Hello,
I am trying to create a VCF file using GentypeGVCFs in GATK4. I have 60 samples and each sample is pooled data. The ploidy per sample is 60. This is due to the biological system I work in.
This data has been processed in Haplotypecaller, below is an example one pooled sample from bam to g.vcf:
./gatk HaplotypeCaller \
-I /home/novaseq/bams/4_12.bam \
-R /home/novaseq/gatk/genomic_refseq.fna \
-O /home/novaseq/gatk/gvcf_by_sample/4_12_WG.g.vcf \
-ERC GVCF \
-ploidy 60
Then data was taken through GenomicsDBImport to merge the multiple single sample g.vcfs into a database:
./gatk GenomicsDBImport \
--genomicsdb-workspace-path /home/novaseq/gatk/gvcf_by_sample/genomic_work_space/ \
-L /home/novaseq/gatk/gvcf_by_sample/intervals.list \
--sample-name-map /home/novaseq/gatk/gvcf_by_sample/gvcf.sample_map \
--tmp-dir /home/novaseq/gatk/gvcf_by_sample/tmp \
The resulting database was used to produce a vcf file via GenotypeGVCFs:
./gatk GenotypeGVCFs \
-R /home/novaseq/gatk/GCF_003254395.2_Amel_HAv3.1_genomic_refseq.fna \
-V gendb:///home/novaseq/gatk/gvcf_by_sample/genomic_work_space/ \
--sample-ploidy 60 \
-O /home/novaseq/gatk/pooled_colony.vcf.gz
I get an error of too many genotypes from GenotypeGVCFs when creating the vcf file:
Sample/Callset 4_9( TileDB row idx 59) at Chromosome NC_037638.1 position 60188 (TileDB column 60187) has too many genotypes in the combined VCF record : 1891 : current limit : 1024 (num_alleles, ploidy) = (3, 60). Fields, such as PL, with length equal to the number of genotypes will NOT be added for this sample for this location.
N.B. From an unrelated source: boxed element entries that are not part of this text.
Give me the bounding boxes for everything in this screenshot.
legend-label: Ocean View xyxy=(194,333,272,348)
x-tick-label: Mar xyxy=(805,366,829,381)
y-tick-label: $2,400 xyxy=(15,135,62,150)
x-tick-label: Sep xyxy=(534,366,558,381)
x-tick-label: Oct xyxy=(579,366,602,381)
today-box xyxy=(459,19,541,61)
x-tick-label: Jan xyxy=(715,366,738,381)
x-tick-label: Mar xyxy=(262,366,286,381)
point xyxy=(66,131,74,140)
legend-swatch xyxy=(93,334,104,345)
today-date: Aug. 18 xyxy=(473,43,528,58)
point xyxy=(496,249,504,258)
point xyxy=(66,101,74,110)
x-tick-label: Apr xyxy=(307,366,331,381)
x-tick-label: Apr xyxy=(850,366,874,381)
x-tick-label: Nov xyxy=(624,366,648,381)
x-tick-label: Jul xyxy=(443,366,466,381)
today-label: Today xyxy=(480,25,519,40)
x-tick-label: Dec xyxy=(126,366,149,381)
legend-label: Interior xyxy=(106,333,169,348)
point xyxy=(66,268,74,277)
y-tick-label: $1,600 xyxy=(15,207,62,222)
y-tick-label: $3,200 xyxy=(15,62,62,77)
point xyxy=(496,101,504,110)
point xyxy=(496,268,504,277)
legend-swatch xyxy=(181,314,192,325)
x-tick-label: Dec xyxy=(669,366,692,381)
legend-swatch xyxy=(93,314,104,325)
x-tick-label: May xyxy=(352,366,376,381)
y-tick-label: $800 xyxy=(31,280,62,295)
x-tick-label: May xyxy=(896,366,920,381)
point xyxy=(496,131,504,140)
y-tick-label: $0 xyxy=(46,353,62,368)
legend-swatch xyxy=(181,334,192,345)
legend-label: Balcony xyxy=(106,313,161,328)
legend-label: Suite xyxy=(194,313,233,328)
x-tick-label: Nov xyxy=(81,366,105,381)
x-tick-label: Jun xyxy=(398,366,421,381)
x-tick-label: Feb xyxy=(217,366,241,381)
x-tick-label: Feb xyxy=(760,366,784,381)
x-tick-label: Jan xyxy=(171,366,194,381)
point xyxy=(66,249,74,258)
Now I know there is a limit to how many genotypes can be in the vcf.
But I was wondering if someone could explain to me why there are so many genotypes for the 3 alleles at this site. Are there 1891 versions/types of ways of producing those 3 alleles? In one sample I have over 635000 genotypes for 5 alleles, wondering how is this possible with a ploidy of 60, is it due to the depth of sequencing?
Finally, can anyone offer a way to write the vcf file? Ultimately what I would like is allele frequencies for my downstream filtering and alnalysis. Should I have used additional filters earlier on?
many thanks.
microsattelites, many indels in the context, many different clipped sequences, etc...
Hello! I am having the same issue with merged samples of tetraploids... Any update for this? Would you share the link of your question in GATK?
Thanks!
Hi, I am having the same issue in the WGS data for joint genotyping from the GenomicsDBImport. Any one has a thought on this and why it is happenig? Does it make any critical issue in the output?